In this way, you can also finance the purchase of a new car or booking your dream vacation, improve the liquidity of your home budget or prepare for any unforeseen expenses in the future.
This product is one of the cheaper methods to obtain additional funds. The bank practically does not interfere in the manner in which the borrower spends the money obtained in this way.
What is the difference between a loan and a mortgage?
The mortgage loan is a product intended mainly for owners of residential real estate. The basic differences between a loan and a mortgage loan indicate the intended use of the product, i.e. the loan can finance any purpose other than business operations, and the mortgage only for the purchase and finishing of real estate or building a house.
Thanks to mortgage collateral, the mortgage is much cheaper than conventional cash loans. Like a mortgage, it has a long-term nature. In most cases, it is granted for up to 20 years. The value of the loan, depending on the offer, may constitute up to 70% of the value of the flat or house being the collateral. Some banks provide for securing such a loan on real estate belonging to third parties.
Do I need creditworthiness to take out a mortgage?
Creditworthiness, understood as the ability to regularly repay liabilities incurred is necessary to grant a mortgage loan. It can be assessed on the basis of the following parameters: income and liabilities, number of persons in a household, sources of income, assessment in BIK (so-called scoring) and the age of the borrower. Consultations with an Good Finance advisor will help in obtaining a loan for the highest amount available, which depends on the value of the property and the result of the creditworthiness test.
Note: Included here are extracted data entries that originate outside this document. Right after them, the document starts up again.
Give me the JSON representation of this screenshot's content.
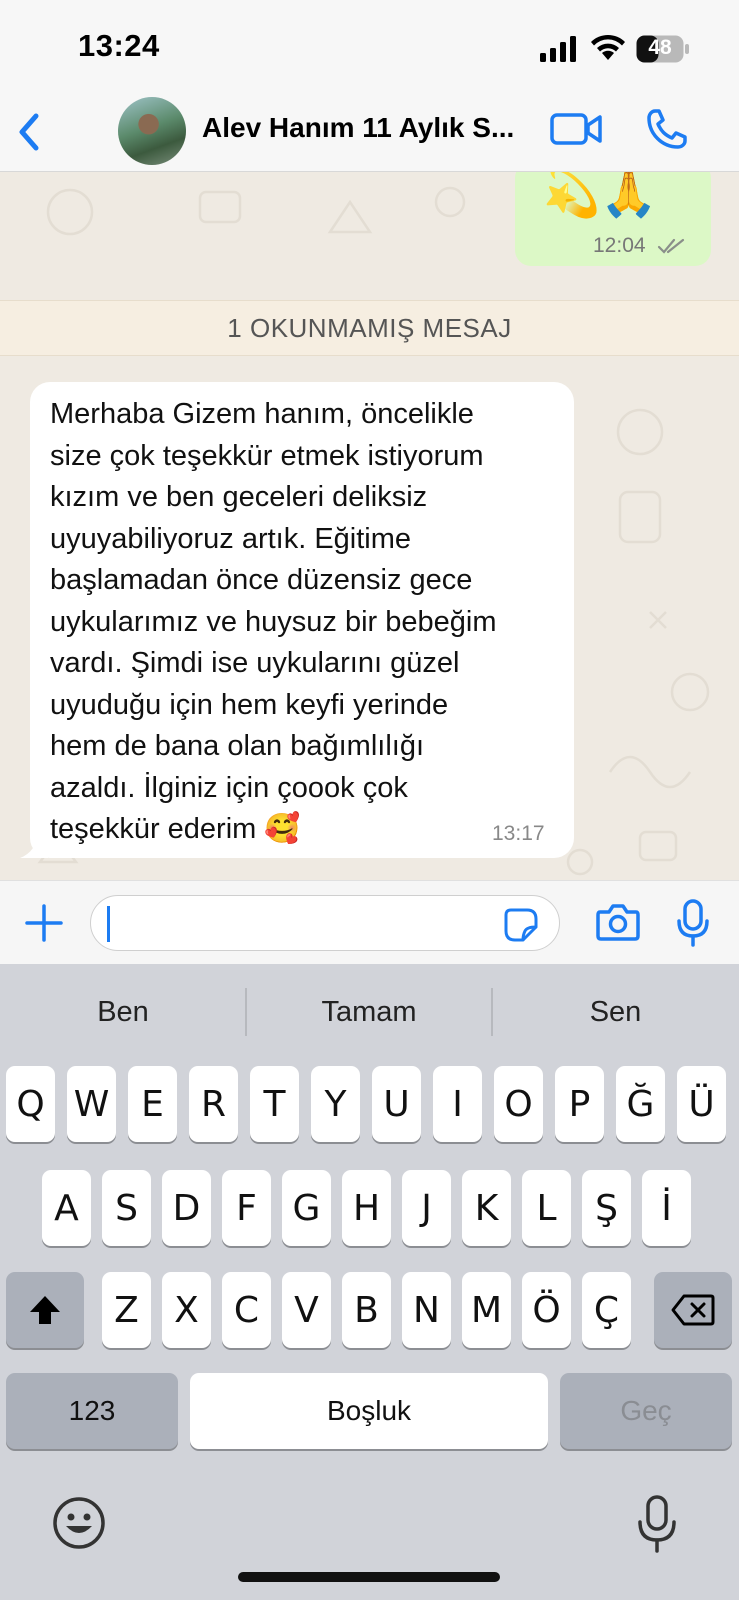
{
  "status_bar": {
    "time": "13:24",
    "battery": "48"
  },
  "header": {
    "contact_name": "Alev Hanım 11 Aylık S..."
  },
  "chat": {
    "sent_message": {
      "emojis": "💫🙏",
      "time": "12:04"
    },
    "unread_banner": "1 OKUNMAMIŞ MESAJ",
    "received_message": {
      "text": "Merhaba Gizem hanım, öncelikle\nsize çok teşekkür etmek istiyorum\nkızım ve ben geceleri deliksiz\nuyuyabiliyoruz artık. Eğitime\nbaşlamadan önce düzensiz gece\nuykularımız ve huysuz bir bebeğim\nvardı. Şimdi ise uykularını güzel\nuyuduğu için hem keyfi yerinde\nhem de bana olan bağımlılığı\nazaldı. İlginiz için çoook çok\nteşekkür ederim 🥰",
      "time": "13:17"
    }
  },
  "input": {
    "value": ""
  },
  "keyboard": {
    "suggestions": [
      "Ben",
      "Tamam",
      "Sen"
    ],
    "row1": [
      "Q",
      "W",
      "E",
      "R",
      "T",
      "Y",
      "U",
      "I",
      "O",
      "P",
      "Ğ",
      "Ü"
    ],
    "row2": [
      "A",
      "S",
      "D",
      "F",
      "G",
      "H",
      "J",
      "K",
      "L",
      "Ş",
      "İ"
    ],
    "row3": [
      "Z",
      "X",
      "C",
      "V",
      "B",
      "N",
      "M",
      "Ö",
      "Ç"
    ],
    "numbers_label": "123",
    "space_label": "Boşluk",
    "return_label": "Geç"
  },
  "colors": {
    "accent_blue": "#1d7cf2",
    "sent_bubble": "#dcf8c6",
    "chat_background": "#efeae2",
    "keyboard_background": "#d1d3d9"
  }
}
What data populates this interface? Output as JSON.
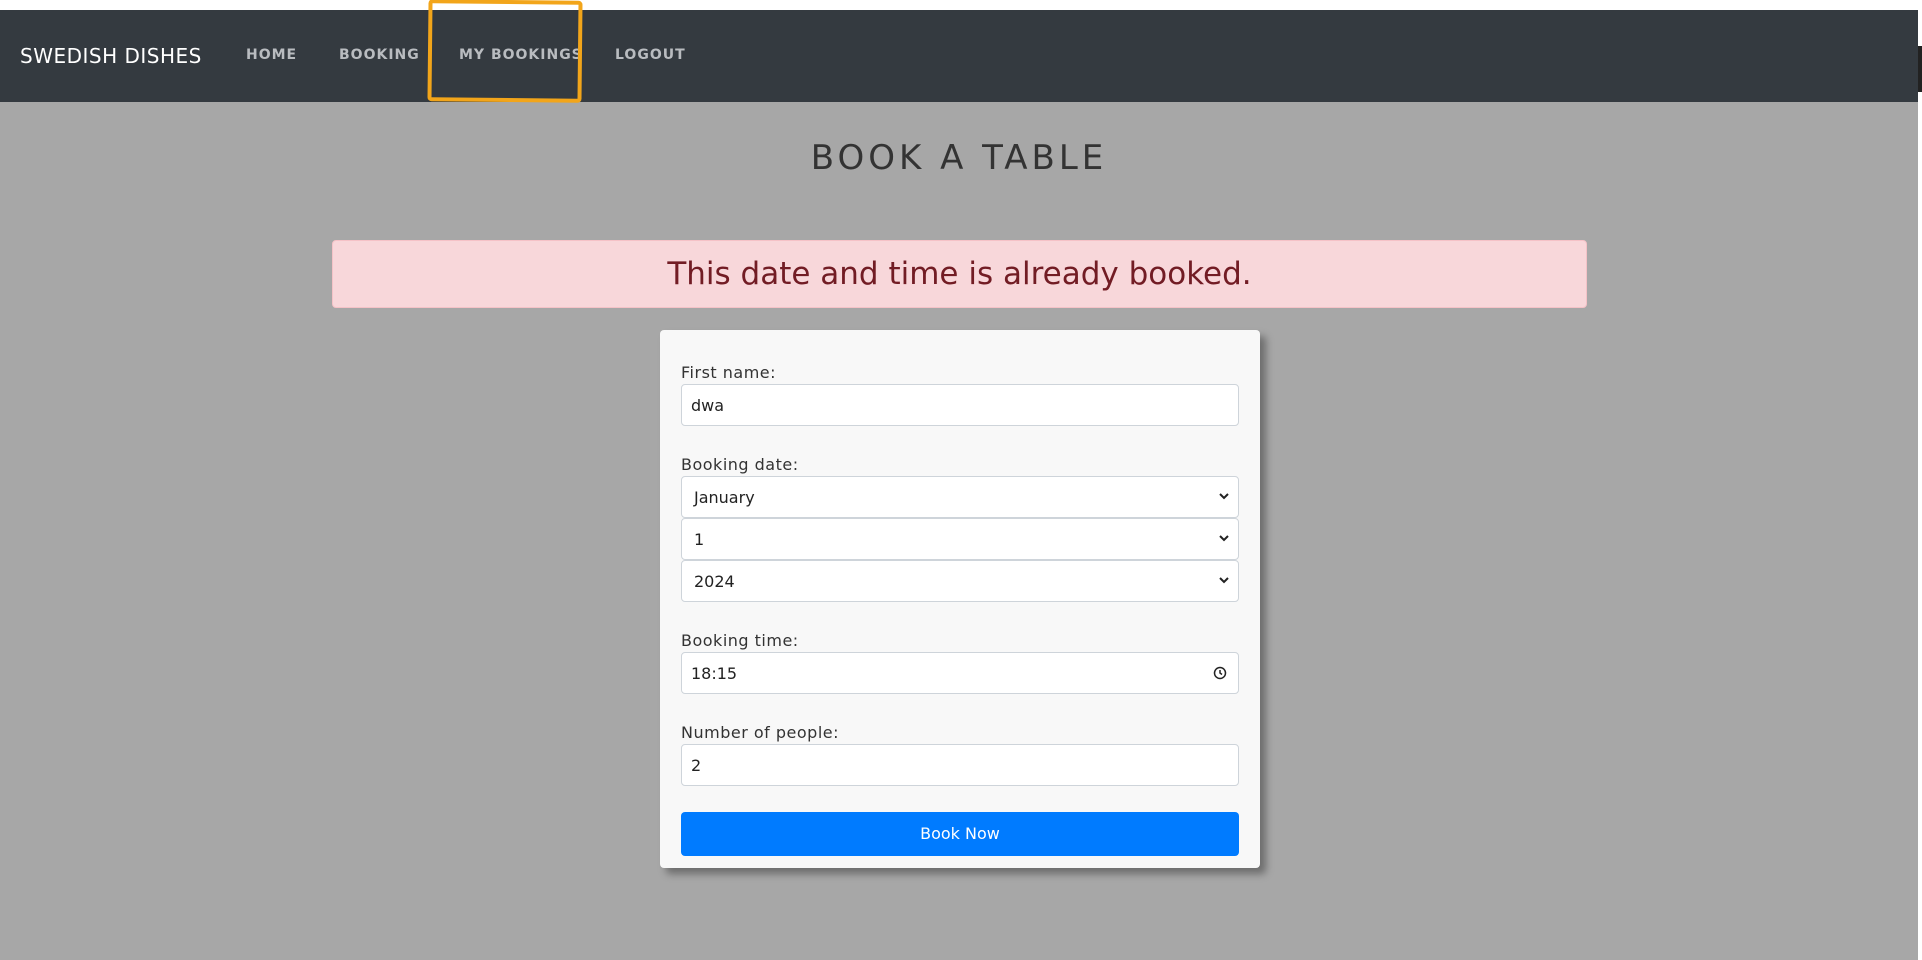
{
  "navbar": {
    "brand": "SWEDISH DISHES",
    "links": [
      {
        "label": "HOME"
      },
      {
        "label": "BOOKING"
      },
      {
        "label": "MY BOOKINGS"
      },
      {
        "label": "LOGOUT"
      }
    ],
    "highlight_color": "#f2a51a"
  },
  "page": {
    "title": "BOOK A TABLE"
  },
  "alert": {
    "message": "This date and time is already booked.",
    "background": "#f8d7da"
  },
  "form": {
    "first_name": {
      "label": "First name:",
      "value": "dwa"
    },
    "booking_date": {
      "label": "Booking date:",
      "month": "January",
      "day": "1",
      "year": "2024"
    },
    "booking_time": {
      "label": "Booking time:",
      "value": "18:15"
    },
    "people": {
      "label": "Number of people:",
      "value": "2"
    },
    "submit_label": "Book Now",
    "submit_color": "#007bff"
  },
  "icons": {
    "dropdown": "chevron-down-icon",
    "time": "clock-icon"
  }
}
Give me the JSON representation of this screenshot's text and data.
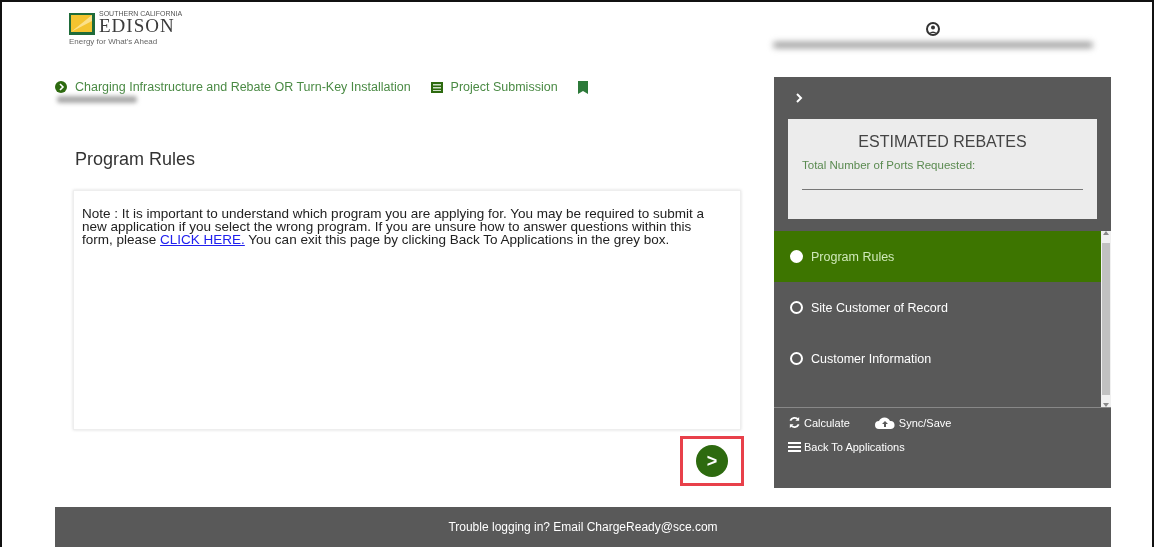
{
  "header": {
    "logo": {
      "tagline_small": "SOUTHERN CALIFORNIA",
      "wordmark": "EDISON",
      "slogan": "Energy for What's Ahead"
    }
  },
  "breadcrumb": [
    {
      "label": "Charging Infrastructure and Rebate OR Turn-Key Installation",
      "kind": "circle"
    },
    {
      "label": "Project Submission",
      "kind": "form"
    },
    {
      "kind": "bookmark"
    }
  ],
  "main": {
    "title": "Program Rules",
    "note": "Note : It is important to understand which program you are applying for. You may be required to submit a new application if you select the wrong program. If you are unsure how to answer questions within this form, please ",
    "link": "CLICK HERE.",
    "note_end": " You can exit this page by clicking Back To Applications in the grey box.",
    "next_button": ">"
  },
  "sidebar": {
    "estimate": {
      "title": "ESTIMATED REBATES",
      "label": "Total Number of Ports Requested:"
    },
    "steps": [
      {
        "label": "Program Rules",
        "selected": true
      },
      {
        "label": "Site Customer of Record",
        "selected": false
      },
      {
        "label": "Customer Information",
        "selected": false
      }
    ],
    "actions": [
      {
        "label": "Calculate",
        "kind": "calculate"
      },
      {
        "label": "Sync/Save",
        "kind": "sync"
      },
      {
        "label": "Back To Applications",
        "kind": "back"
      }
    ]
  },
  "footer": {
    "text": "Trouble logging in? Email ChargeReady@sce.com"
  }
}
APRC and the cost of the mortgage loan
APRC, i.e. the actual annual interest rate, is a standardized measure of the cost of credit. It is an ideal tool for quick comparison of offers. This ratio determines the total cost of the mortgage on an annual basis to be borne by the borrower. Thanks to the APRC indicator, the borrower can assess the offer without testing which component of costs, such as margin, interest rate, commission, handling fees and taxes or the cost of necessary additional services, has the greatest impact on the final cost of the loan.
APRC is a tool that allows each consumer to pre-select an offer. In order to perfectly match the financial product, it’s worth using the help of an Good Finance advisor. The knowledge and experience of advisers will help in negotiating individual components of the mortgage loan cost and in choosing the right promotional offer. The purpose of the consultation is to minimize the APRC indicator, i.e. the total cost of the mortgage loan.